A new bipartisan Senate report concerning the Jan. 6 incidents at the Capitol found breakdowns in communications throughout several agencies in the days leading up to the attacks, indicating issues concerning the FBI and Department of Homeland Security as well as the Capitol Police.
The 100-page report, released early Tuesday, says the federal agencies did not raise a sufficient alarm concerning the threat of violence and that the Capitol Police's intelligence division did not adequately communicate what it knew with the department's leaders and rank-and-file officers, reports NBC News.
The document is the result of the joint investigation by the Homeland Security and Rules committees that started shortly after the Capitol attacks.
It was released by Sens. Gary Peters, D-Mich., and Rob Portman, R-Ohio, the chairman and ranking member, respectively, of the Homeland Security and Governmental Affairs Committee, and Amy Klobuchar, D-Minn., and Roy Blunt, R-Mo., the chairwoman and ranking member of the Committee on Rules and Administration.
Capitol Police leaders knew about social media posts that had been made calling for violence at the Capitol complex on Jan. 6, the report says, "including a plot to breach the Capitol, the online sharing of maps of the Capitol Complex's tunnel systems, and other specific threats of violence."
However, the report continued that the department's intelligence division "did not convey the full scope of known information to USCP leadership, rank-and-file officers, or law enforcement partners."
The report also recommends an overhaul of what it calls an "opaque" structure of a board that oversees the Capitol's security, including a provision that would allow the Capitol Police chief to resist assistance from the National Guard immediately.
On Jan. 6, troops from the Washington, D.C., National Guard did not arrive at the Capitol for almost three hours after they had been first requested.

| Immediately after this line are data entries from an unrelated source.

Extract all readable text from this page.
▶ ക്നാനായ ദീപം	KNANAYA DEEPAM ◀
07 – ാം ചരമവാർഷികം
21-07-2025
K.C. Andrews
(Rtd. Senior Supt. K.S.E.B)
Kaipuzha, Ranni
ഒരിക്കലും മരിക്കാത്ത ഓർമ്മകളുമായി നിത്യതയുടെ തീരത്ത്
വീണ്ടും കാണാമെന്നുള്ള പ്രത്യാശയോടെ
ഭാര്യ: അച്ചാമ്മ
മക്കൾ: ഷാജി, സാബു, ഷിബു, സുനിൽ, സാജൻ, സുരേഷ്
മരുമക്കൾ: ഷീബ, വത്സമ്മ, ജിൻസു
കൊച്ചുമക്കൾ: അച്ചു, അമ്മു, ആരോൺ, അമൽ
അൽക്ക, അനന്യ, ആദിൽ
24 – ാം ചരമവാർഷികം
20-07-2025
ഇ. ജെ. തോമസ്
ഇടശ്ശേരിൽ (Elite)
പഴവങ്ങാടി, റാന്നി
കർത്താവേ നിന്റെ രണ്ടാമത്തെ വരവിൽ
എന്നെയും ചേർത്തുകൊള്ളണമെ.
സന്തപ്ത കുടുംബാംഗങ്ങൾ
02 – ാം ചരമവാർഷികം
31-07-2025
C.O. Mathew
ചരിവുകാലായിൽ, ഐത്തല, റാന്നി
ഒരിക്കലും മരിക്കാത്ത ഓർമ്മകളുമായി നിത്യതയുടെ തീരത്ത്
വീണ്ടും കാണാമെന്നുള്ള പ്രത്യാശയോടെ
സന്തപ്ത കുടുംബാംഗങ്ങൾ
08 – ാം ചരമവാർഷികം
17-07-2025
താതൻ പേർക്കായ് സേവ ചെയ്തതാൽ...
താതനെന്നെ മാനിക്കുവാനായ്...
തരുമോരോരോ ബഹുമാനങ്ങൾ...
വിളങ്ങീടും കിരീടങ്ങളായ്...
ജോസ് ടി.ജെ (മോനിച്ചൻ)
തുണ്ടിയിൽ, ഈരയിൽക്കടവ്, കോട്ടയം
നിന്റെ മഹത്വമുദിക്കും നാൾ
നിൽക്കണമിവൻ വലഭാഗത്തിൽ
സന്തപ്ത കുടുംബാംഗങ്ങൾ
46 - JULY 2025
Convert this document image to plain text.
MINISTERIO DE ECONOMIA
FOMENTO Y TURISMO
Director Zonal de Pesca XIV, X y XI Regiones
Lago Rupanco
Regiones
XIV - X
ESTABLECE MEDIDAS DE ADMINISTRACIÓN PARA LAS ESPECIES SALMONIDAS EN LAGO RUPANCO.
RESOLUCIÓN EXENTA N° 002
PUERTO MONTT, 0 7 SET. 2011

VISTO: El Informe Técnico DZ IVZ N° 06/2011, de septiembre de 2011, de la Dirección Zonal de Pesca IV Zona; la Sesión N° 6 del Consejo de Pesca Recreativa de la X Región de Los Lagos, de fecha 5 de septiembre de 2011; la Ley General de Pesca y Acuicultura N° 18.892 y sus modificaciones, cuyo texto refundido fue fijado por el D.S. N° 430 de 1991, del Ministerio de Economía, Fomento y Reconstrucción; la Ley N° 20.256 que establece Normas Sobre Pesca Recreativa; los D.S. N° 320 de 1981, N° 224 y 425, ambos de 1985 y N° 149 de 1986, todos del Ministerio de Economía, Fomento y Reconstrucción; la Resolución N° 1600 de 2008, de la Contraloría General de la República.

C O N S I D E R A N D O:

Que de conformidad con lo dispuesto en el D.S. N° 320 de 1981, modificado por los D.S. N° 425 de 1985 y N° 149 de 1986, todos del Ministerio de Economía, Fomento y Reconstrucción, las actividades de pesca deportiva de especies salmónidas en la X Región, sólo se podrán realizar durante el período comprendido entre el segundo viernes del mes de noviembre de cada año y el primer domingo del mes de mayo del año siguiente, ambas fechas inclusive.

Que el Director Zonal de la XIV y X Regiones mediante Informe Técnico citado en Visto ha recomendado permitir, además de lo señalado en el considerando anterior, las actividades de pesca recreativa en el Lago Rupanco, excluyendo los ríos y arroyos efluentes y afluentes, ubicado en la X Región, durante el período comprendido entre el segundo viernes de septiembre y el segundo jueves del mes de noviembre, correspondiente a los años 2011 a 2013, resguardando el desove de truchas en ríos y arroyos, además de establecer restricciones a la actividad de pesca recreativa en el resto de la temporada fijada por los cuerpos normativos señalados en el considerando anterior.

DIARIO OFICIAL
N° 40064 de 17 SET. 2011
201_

Capitol Police said in a statement that the department welcomes the report, but insists that the department "nor the FBI, U.S. Secret Service, Metropolitan Police or our other law enforcement partners knew thousands of rioters were planning to attack the U.S. Capitol. The known intelligence simply didn't support that conclusion."
The report also criticizes the actions taken by the FBI and the DHS, saying neither entity published an intelligence bulletin before Jan. 6, even though there had been indications of potential planned violent protests. The agencies have both defended their actions.
"A key contributing factor to the tragic events of January 6 was the failure of the Intelligence Community to properly analyze, assess, and disseminate information to law enforcement regarding the potential for violence and the known threats to the Capitol and the Members present that day," the report says. "Further scrutiny of these failures and the preparations and response of federal agencies will continue."
NBC notes, however, that the report for the most part repeats the timeline of the events that are already public and won't be considered a substitute for a full investigation by an independent commission, which Senate Republicans blocked.
News that the Capitol Police had specific information had been flagged by the department's inspector general before, but the Senate document further points out that the failure to distribute information widely had left officers unprepared to defend themselves.
One officer told Senate investigators that "we were ill-prepared. We were not informed with intelligence. We were betrayed."
The report, however, does not detail whether the FBI had information about the threat of a potential attack or the possibility of violence from groups under the agency's investigations.
The report also said the departments of Justice and Homeland Security did not fully comply with information requests, which limited the Senate's investigation into internal deliberations concerning the agencies' collection and dissemination of intelligence.
Earlier this year, FBI and DHS officials testified in public affairs that they had been aware of threats being made through social media to stop the certification of the Electoral College's ballots for Joe Biden, but said they didn't think the threats were credible enough to call them intelligence.
The FBI's field office in Norfolk, Virginia did share a report on Jan. 5, the day before the incidents, including indications that protesters were heading into Washington, D.C., "prepared for war," notes NBC News.
However, the FBI's top counterterrorism official told Congress that the report was considered to have been based "information off the Internet, unattributable to a specific person," and the Senate report released Tuesday says the FBI's report was not circulated to Capitol Police leaders.
The new report also focuses on acting Capitol Police Chief Yogananda Pittman, who had been a deputy in charge of the department's three intelligence components in the months before Jan. 6. She was named acting chief after Stephen Sund, who had been chief during the riot, was forced to resign.
However, Pittman contradicted herself during testimony about whether her department knew or should have known about the potential breach.
"We knew that there was a strong potential for violence and that Congress was the target," she told Congress on Jan. 26, but a month later, on Feb. 25, she disputed that there had been any credible threat.
"The variations in Ms. Pittman's testimony reflect the lack of consensus about whether the available intelligence information contained specific threats," the report says.